Malgré une offre croissante « dont celle de collègues en conventionnel qui font d'excellents produits », relève Léo Girard, le débouché en vente directe ne semble pas à la veille de se tarir, « même si les clients ne sont jamais acquis. Je fais un peu de pub car j'ai appris que c'est quand ça marche qu'il faut en faire ». Les prix sont ajustés en fonction des coûts de production et des prix alentour, soit 13,90 €/kg de porc, 15 €/kg de veau et 17 €/kg de broutard.

La luzerne bio des voisins

Le point de fragilité de l'exploitation, c'est très clairement son défaut d'autonomie fourragère. Outre la production d'orge sur 5 ha, autoconsommée, l'exploitation, qui compte 10 ha de parcours, produit environ 60 t/an de fourrages, soit environ 25% de ses besoins. Environ 30 t d'orge sont achetées à l'extérieur ainsi que 200 t de luzerne. « J'ai la chance d'avoir des céréaliers bio autour de chez moi qui cultivent de la luzerne et que je leur achète sur pied », déclare l'éleveur. « J'en maîtrise ainsi totalement la conduite ». 40 ha sont concernés.

A cet égard, le séchage en grange a une autre vertu que la valeur nutritive. Insensible ou presque aux conditions météo, il autorise Léo Girard à réaliser assez tôt (avril) la première coupe et à maximiser ainsi le nombre de coupes, donc le rendement global (7 t/ha à 10 t/ha en sec / irrigué) et au passage la rémunération offerte aux propriétaires des terres, payés au tonnage, soit entre 50 €/t et 60 €/t. La formule permet aussi d'appréhender les épisodes de sécheresse, sans être totalement imparable certaines années.

Avec le séchage en grange, l'exploitation soigne au passage son bilan carbone, avec moins de passages à la fenaison. La consommation de carburant a été quasiment divisée par deux. Le système de récupération de chaleur sous le toit puis ventilée sous les deux cellules s'avère pour sa part sobre. Des panneaux photovoltaïques sont aussi présents, d'autres s'apprêtent à couvrir d'autres toitures. L'exploitation compte... 4 bâtiments.

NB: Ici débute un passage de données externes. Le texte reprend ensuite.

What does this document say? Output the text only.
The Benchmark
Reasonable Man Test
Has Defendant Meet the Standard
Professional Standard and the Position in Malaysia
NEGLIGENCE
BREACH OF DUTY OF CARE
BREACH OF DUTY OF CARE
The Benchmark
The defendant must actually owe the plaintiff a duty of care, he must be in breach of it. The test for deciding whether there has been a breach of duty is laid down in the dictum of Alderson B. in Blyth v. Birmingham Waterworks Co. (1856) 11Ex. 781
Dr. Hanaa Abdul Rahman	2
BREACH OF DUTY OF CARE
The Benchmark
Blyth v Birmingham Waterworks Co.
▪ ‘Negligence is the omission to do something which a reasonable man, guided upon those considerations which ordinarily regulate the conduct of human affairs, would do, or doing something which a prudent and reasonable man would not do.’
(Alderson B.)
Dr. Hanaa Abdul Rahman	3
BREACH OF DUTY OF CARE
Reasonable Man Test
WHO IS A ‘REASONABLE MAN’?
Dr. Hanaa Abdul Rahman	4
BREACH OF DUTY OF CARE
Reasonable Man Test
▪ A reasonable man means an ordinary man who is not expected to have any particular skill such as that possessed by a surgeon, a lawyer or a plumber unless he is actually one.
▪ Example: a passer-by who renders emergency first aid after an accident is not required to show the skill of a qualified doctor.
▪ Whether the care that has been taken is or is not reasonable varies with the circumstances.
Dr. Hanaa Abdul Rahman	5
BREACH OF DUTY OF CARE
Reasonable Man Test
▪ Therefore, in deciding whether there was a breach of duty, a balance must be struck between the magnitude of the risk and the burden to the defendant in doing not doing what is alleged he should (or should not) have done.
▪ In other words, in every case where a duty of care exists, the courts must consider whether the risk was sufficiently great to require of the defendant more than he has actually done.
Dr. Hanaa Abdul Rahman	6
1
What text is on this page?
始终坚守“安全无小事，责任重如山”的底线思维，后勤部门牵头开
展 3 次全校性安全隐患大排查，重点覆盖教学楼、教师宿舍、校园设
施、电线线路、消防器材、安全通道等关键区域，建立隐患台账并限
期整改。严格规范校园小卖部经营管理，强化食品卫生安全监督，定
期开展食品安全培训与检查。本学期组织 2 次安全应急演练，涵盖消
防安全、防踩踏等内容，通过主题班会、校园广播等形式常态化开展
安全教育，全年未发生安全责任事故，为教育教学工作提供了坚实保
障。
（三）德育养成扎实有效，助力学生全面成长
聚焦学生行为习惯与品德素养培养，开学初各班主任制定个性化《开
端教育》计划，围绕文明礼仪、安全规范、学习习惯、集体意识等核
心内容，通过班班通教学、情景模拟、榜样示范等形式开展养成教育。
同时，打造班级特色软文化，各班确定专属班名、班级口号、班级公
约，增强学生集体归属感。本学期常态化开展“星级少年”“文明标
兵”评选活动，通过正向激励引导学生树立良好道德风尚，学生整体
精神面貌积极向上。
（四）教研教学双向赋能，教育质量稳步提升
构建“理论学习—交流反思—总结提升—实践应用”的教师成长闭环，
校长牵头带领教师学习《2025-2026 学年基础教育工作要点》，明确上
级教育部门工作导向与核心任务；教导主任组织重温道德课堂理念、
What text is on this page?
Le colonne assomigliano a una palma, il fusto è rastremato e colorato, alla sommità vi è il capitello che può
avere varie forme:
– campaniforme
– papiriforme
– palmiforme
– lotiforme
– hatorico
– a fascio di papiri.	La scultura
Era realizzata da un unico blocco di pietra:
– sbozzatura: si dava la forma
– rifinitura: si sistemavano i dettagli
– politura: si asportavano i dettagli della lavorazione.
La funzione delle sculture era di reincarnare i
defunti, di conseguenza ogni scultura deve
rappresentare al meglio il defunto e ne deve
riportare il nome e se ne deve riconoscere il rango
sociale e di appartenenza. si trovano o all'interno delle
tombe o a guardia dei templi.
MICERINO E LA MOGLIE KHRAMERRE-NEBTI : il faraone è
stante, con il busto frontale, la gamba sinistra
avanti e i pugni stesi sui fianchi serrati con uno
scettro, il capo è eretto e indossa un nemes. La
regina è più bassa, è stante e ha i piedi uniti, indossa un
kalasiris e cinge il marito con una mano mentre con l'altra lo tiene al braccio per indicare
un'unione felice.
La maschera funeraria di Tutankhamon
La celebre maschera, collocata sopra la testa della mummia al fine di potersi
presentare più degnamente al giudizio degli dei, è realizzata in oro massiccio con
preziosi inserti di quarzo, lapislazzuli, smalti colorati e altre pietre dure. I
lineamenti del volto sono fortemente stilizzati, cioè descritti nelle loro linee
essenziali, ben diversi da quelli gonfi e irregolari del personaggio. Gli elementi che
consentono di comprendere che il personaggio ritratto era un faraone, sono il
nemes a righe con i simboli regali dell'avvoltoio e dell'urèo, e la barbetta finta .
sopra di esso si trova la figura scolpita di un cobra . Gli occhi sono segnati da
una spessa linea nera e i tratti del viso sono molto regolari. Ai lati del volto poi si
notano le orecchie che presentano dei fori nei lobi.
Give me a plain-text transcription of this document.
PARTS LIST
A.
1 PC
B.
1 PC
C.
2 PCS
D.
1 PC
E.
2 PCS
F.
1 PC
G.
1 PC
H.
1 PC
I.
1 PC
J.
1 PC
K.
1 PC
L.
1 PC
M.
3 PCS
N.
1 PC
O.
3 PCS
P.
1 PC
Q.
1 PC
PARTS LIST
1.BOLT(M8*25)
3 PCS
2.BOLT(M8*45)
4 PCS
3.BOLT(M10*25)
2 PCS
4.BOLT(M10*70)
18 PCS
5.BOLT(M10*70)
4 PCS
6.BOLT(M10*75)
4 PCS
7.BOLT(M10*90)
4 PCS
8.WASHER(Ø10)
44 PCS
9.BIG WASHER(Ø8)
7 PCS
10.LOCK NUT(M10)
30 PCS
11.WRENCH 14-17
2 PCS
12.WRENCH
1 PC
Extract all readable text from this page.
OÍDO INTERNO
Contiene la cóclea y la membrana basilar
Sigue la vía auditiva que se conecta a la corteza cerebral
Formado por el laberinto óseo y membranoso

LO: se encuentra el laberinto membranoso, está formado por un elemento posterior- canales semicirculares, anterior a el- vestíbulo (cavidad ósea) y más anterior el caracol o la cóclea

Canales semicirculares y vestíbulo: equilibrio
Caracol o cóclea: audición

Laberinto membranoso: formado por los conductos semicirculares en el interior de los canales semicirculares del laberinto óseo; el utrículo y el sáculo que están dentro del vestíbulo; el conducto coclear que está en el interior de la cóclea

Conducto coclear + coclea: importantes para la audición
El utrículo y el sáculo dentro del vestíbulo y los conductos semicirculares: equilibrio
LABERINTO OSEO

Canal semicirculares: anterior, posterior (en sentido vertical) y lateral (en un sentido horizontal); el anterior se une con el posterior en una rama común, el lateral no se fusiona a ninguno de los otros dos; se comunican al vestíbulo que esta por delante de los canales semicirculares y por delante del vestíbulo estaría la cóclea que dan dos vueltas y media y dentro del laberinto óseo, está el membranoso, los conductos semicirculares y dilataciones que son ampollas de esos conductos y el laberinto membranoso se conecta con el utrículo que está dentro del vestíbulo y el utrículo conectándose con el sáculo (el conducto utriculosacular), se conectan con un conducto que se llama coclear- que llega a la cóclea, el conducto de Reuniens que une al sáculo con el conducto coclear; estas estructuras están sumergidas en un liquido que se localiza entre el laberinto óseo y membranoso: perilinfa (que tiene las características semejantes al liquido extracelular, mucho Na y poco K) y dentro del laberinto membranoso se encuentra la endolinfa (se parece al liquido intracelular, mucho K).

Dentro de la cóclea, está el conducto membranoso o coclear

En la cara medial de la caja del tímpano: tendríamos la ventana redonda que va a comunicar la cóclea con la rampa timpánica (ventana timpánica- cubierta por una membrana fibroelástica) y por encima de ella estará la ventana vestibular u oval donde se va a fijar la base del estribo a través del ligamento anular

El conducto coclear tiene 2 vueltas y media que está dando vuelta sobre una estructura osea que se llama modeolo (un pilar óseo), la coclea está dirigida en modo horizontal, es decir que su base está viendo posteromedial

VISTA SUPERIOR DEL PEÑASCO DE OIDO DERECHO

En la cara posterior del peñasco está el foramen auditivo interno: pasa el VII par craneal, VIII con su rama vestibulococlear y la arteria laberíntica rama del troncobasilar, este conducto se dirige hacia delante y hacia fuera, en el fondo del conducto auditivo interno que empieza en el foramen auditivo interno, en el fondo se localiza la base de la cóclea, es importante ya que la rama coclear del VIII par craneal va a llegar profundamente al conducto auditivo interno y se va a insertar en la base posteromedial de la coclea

Moins dépendant des aides que du personnel

Une moindre dépendance aux fourrages passerait par la location de nouvelles terres, un scénario très hypothétique dans un contexte foncier tendu, même si l'éleveur a aujourd'hui son expérience à faire valoir auprès de propriétaires, ce qui était moins évident à son tout début. A 13.000 €/ha sans accès à l'eau, Léo Girard ne songe pas à acheter, d'autant qu'il a beaucoup investi depuis son installation : environ 800.000 euros en bâtiments (avec une bonne dose d'autoconstruction), fromagerie, séchage en grange, panneaux photovoltaïques, chaudière à granules, véhicules et matériels dédiés  à la vente directe à la ferme et sur les marchés.

Les résultats sont bons et en constante progression, même si l'agriculteur prélève peu de revenu, loge chez ses parents, ne dispose pas de véhicule personnel. L'air de rien, le jeune agriculteur a créé et pérennisé quatre emplois en l'espace de quelques années. Ses quatre ateliers permettent d'étaler et de générer du travail (et des recettes) tout au long de l'année. L'agriculteur attache une attention particulière à son équipe, en s'enquérant régulièrement de leur bien-être dans l'exploitation. « Je n'ai pas été formé au management, c'est une lacune que j'essaie de combler » reconnaît-il. L'intégration d'un apprenti y a indirectement participé. La main d'oeuvre est bien évidemment un point de vigilance de l'exploitant, davantage que la contribution des aides bio aux produits de l'exploitation, de l'ordre de 4% actuellement, et qui va s'amenuiser au fil des ans. « Peu de surfaces, c'est peu d'aides mais je m'en satisfais ».